In an effort to restrict Moscow’s income, the Group of Seven (G-7) nations and the members of the European Union have decided to set a restriction of $100 per barrel on sales of Russian diesel to third parties.

The price cap mechanism is linked to a Sunday start-up EU ban on seaborne imports of Russian refined fuels. In a statement released on Friday, the G-7 announced that it and the EU had reached an agreement on a price threshold of $100 per barrel for petroleum products like diesel that trade at a premium to crude oil.

Additionally, they supported a cap of $45 for products that are sold at a loss; such as fuel oil and some varieties of naphtha.

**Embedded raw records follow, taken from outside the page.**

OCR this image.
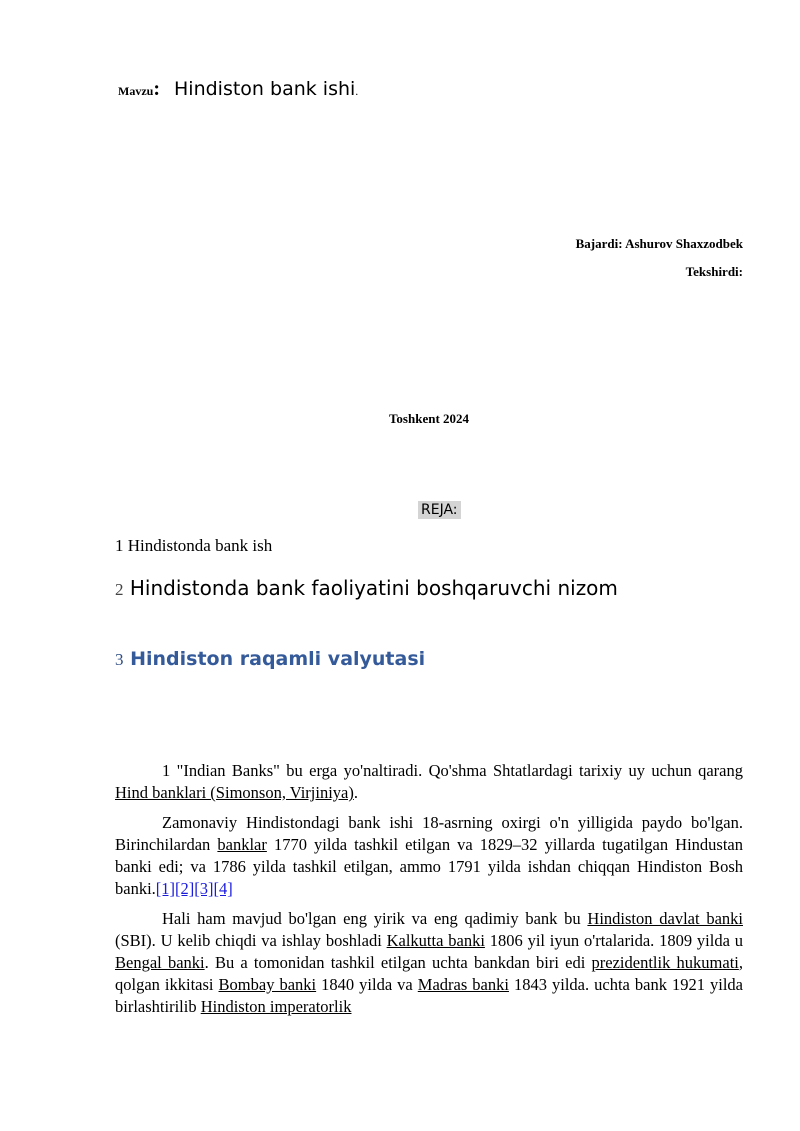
Mavzu: Hindiston bank ishi.
Bajardi: Ashurov Shaxzodbek
Tekshirdi:
Toshkent 2024
REJA:
1 Hindistonda bank ish
2 Hindistonda bank faoliyatini boshqaruvchi nizom
3 Hindiston raqamli valyutasi

1 "Indian Banks" bu erga yo'naltiradi. Qo'shma Shtatlardagi tarixiy uy uchun qarang Hind banklari (Simonson, Virjiniya).

Zamonaviy Hindistondagi bank ishi 18-asrning oxirgi o'n yilligida paydo bo'lgan. Birinchilardan banklar 1770 yilda tashkil etilgan va 1829–32 yillarda tugatilgan Hindustan banki edi; va 1786 yilda tashkil etilgan, ammo 1791 yilda ishdan chiqqan Hindiston Bosh banki.[1][2][3][4]

Hali ham mavjud bo'lgan eng yirik va eng qadimiy bank bu Hindiston davlat banki (SBI). U kelib chiqdi va ishlay boshladi Kalkutta banki 1806 yil iyun o'rtalarida. 1809 yilda u Bengal banki. Bu a tomonidan tashkil etilgan uchta bankdan biri edi prezidentlik hukumati, qolgan ikkitasi Bombay banki 1840 yilda va Madras banki 1843 yilda. uchta bank 1921 yilda birlashtirilib Hindiston imperatorlik
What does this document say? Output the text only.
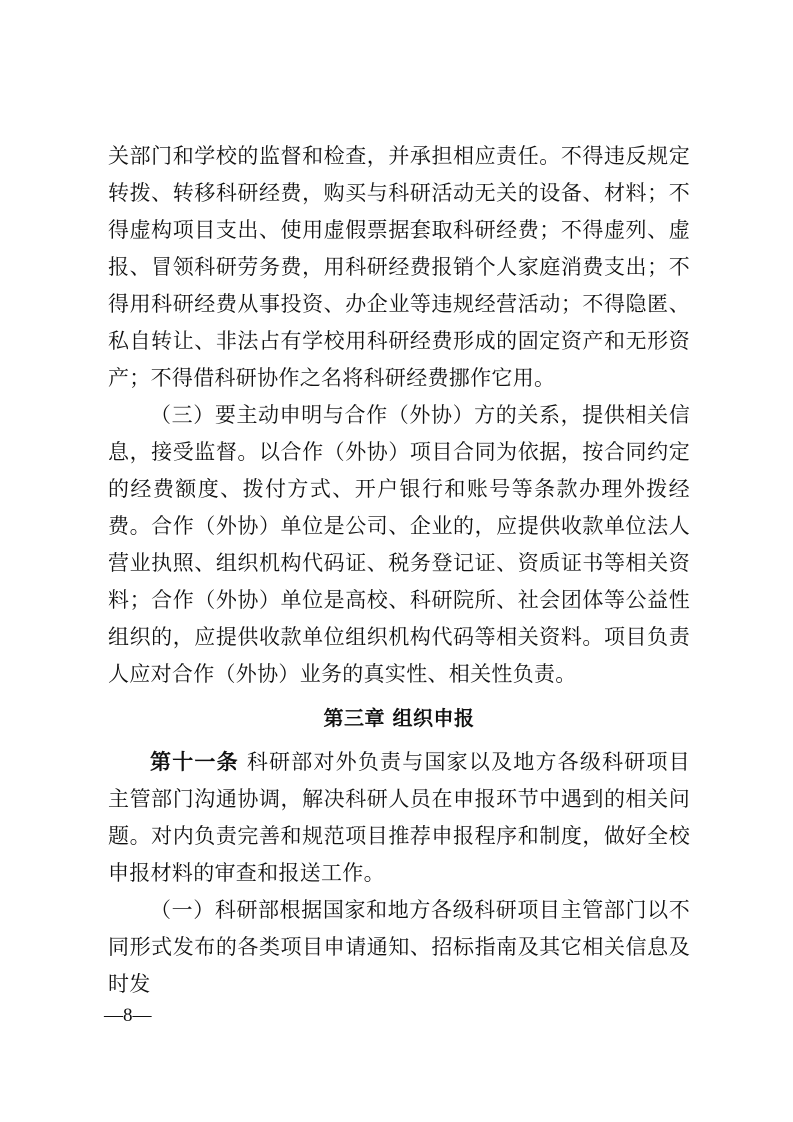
关部门和学校的监督和检查，并承担相应责任。不得违反规定转拨、转移科研经费，购买与科研活动无关的设备、材料；不得虚构项目支出、使用虚假票据套取科研经费；不得虚列、虚报、冒领科研劳务费，用科研经费报销个人家庭消费支出；不得用科研经费从事投资、办企业等违规经营活动；不得隐匿、私自转让、非法占有学校用科研经费形成的固定资产和无形资产；不得借科研协作之名将科研经费挪作它用。

（三）要主动申明与合作（外协）方的关系，提供相关信息，接受监督。以合作（外协）项目合同为依据，按合同约定的经费额度、拨付方式、开户银行和账号等条款办理外拨经费。合作（外协）单位是公司、企业的，应提供收款单位法人营业执照、组织机构代码证、税务登记证、资质证书等相关资料；合作（外协）单位是高校、科研院所、社会团体等公益性组织的，应提供收款单位组织机构代码等相关资料。项目负责人应对合作（外协）业务的真实性、相关性负责。

第三章 组织申报

第十一条 科研部对外负责与国家以及地方各级科研项目主管部门沟通协调，解决科研人员在申报环节中遇到的相关问题。对内负责完善和规范项目推荐申报程序和制度，做好全校申报材料的审查和报送工作。

（一）科研部根据国家和地方各级科研项目主管部门以不同形式发布的各类项目申请通知、招标指南及其它相关信息及时发

—8—
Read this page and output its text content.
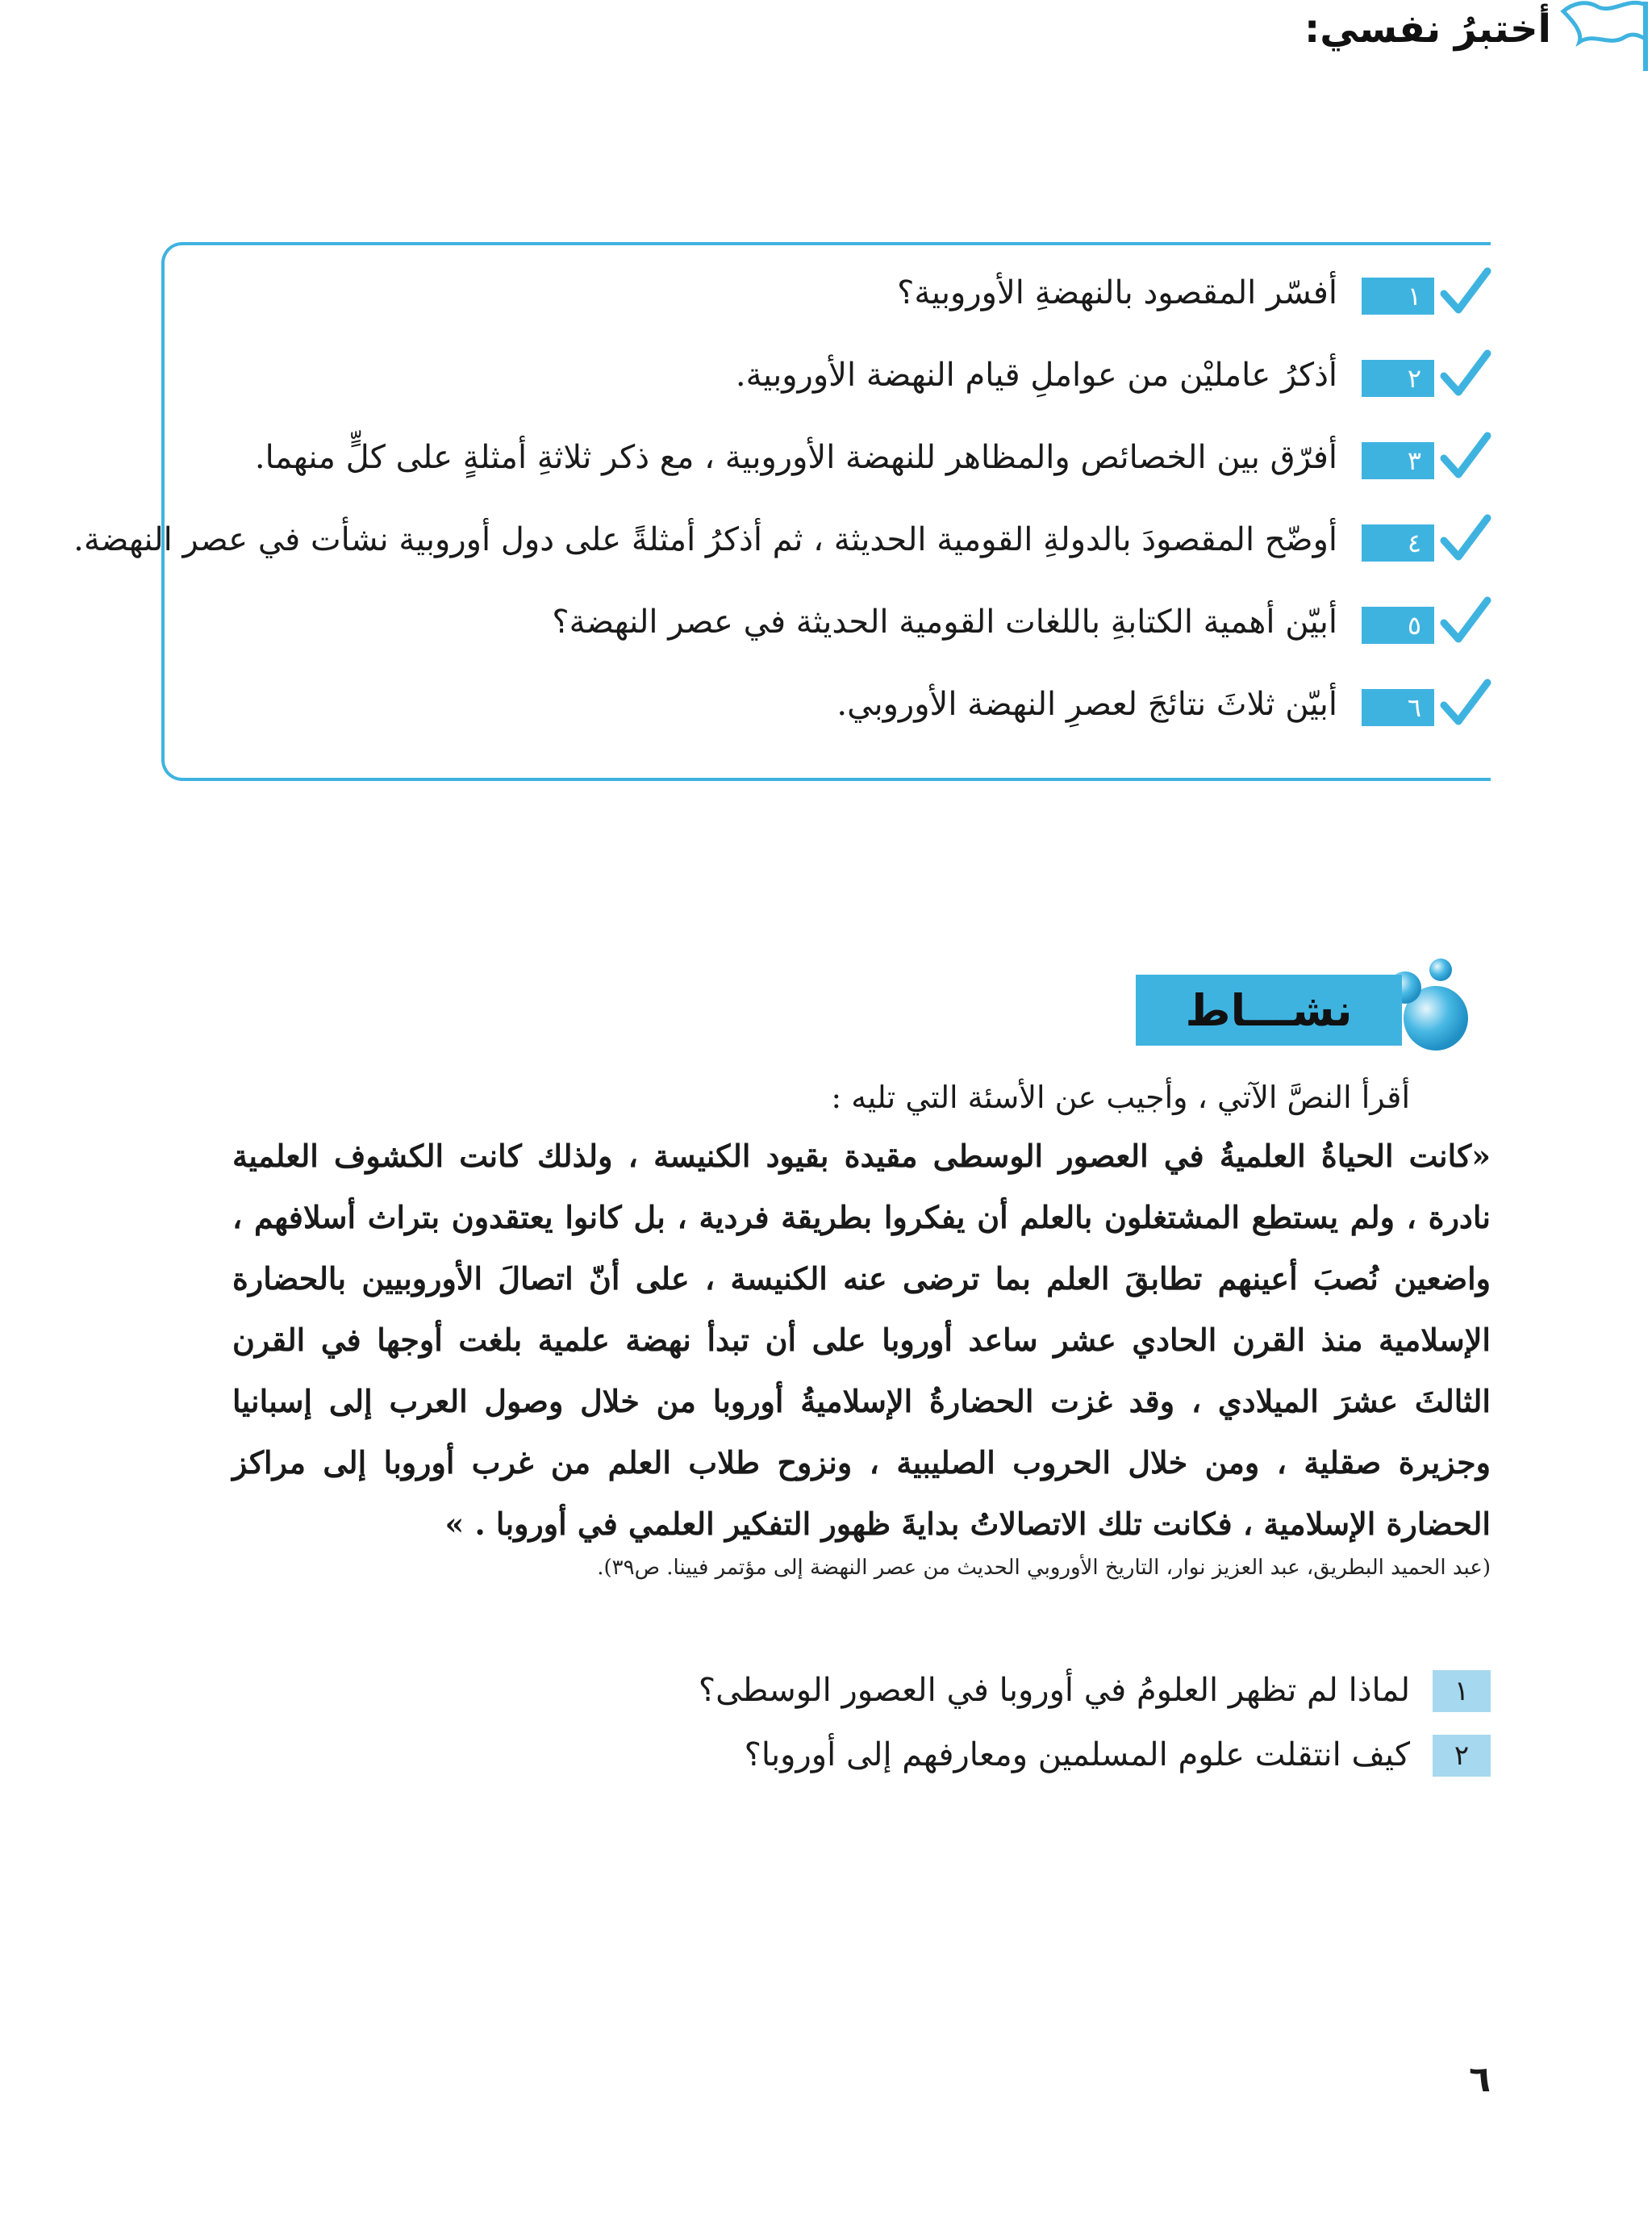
أختبرُ نفسي:
١
أفسّر المقصود بالنهضةِ الأوروبية؟
٢
أذكرُ عامليْن من عواملِ قيام النهضة الأوروبية.
٣
أفرّق بين الخصائص والمظاهر للنهضة الأوروبية ، مع ذكر ثلاثةِ أمثلةٍ على كلٍّ منهما.
٤
أوضّح المقصودَ بالدولةِ القومية الحديثة ، ثم أذكرُ أمثلةً على دول أوروبية نشأت في عصر النهضة.
٥
أبيّن أهمية الكتابةِ باللغات القومية الحديثة في عصر النهضة؟
٦
أبيّن ثلاثَ نتائجَ لعصرِ النهضة الأوروبي.
نشـــاط
أقرأ النصَّ الآتي ، وأجيب عن الأسئة التي تليه :
«كانت الحياةُ العلميةُ في العصور الوسطى مقيدة بقيود الكنيسة ، ولذلك كانت الكشوف العلمية نادرة ، ولم يستطع المشتغلون بالعلم أن يفكروا بطريقة فردية ، بل كانوا يعتقدون بتراث أسلافهم ، واضعين نُصبَ أعينهم تطابقَ العلم بما ترضى عنه الكنيسة ، على أنّ اتصالَ الأوروبيين بالحضارة الإسلامية منذ القرن الحادي عشر ساعد أوروبا على أن تبدأ نهضة علمية بلغت أوجها في القرن الثالثَ عشرَ الميلادي ، وقد غزت الحضارةُ الإسلاميةُ أوروبا من خلال وصول العرب إلى إسبانيا وجزيرة صقلية ، ومن خلال الحروب الصليبية ، ونزوح طلاب العلم من غرب أوروبا إلى مراكز الحضارة الإسلامية ، فكانت تلك الاتصالاتُ بدايةَ ظهور التفكير العلمي في أوروبا . »
(عبد الحميد البطريق، عبد العزيز نوار، التاريخ الأوروبي الحديث من عصر النهضة إلى مؤتمر فيينا. ص٣٩).
١
لماذا لم تظهر العلومُ في أوروبا في العصور الوسطى؟
٢
كيف انتقلت علوم المسلمين ومعارفهم إلى أوروبا؟
٦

A reassessment of the $60 ceiling on the price of Russian crude oil was also postponed until March by the coalition. Following that, all the cap levels will start receiving routine reviews every two months, according to sources familiar with the conversations, who preferred to remain anonymous. The EU must unanimously approve the prices, and the Group of Seven must also give its approval.

“The caps we have just set will now serve a critical role in our global coalition’s work to degrade Russia’s ability to prosecute its illegal war,” US Treasury Secretary Janet Yellen said in a separate statement.

During negotiations between the G-7 and EU, officials expressed concerns that setting too low a level risks causing price spikes or supply glitches in Europe.

The cap on fuel prices includes a grace period until April for cargoes loaded before the cap was agreed, according to the people. The price cap measures will ban companies from providing shipping and services needed to transport the goods, such as insurance; unless the oils and fuels are purchased below the agreed price thresholds.

Benchmark diesel futures in northwest Europe have fallen recently, settling at $845.50 a ton, or $113 per barrel, on Thursday, though remain well above seasonal norms. But Russian diesel was priced at a significant discount earlier this week — about $90 — according to a calculation by Bloomberg based on data provided by Argus Media Ltd.

Russian refiners “would not be significantly impacted” by price limitations of $100 and $45 per barrel, according to consultant Wood Mackenzie Ltd. earlier this week.

Nevertheless, the consultancy predicts that due to the EU import bans, Russian crude exports will fall by approximately 200,000 barrels per day and the country’s crude runs would be about 800,000 barrels per day lower this quarter than they were last quarter.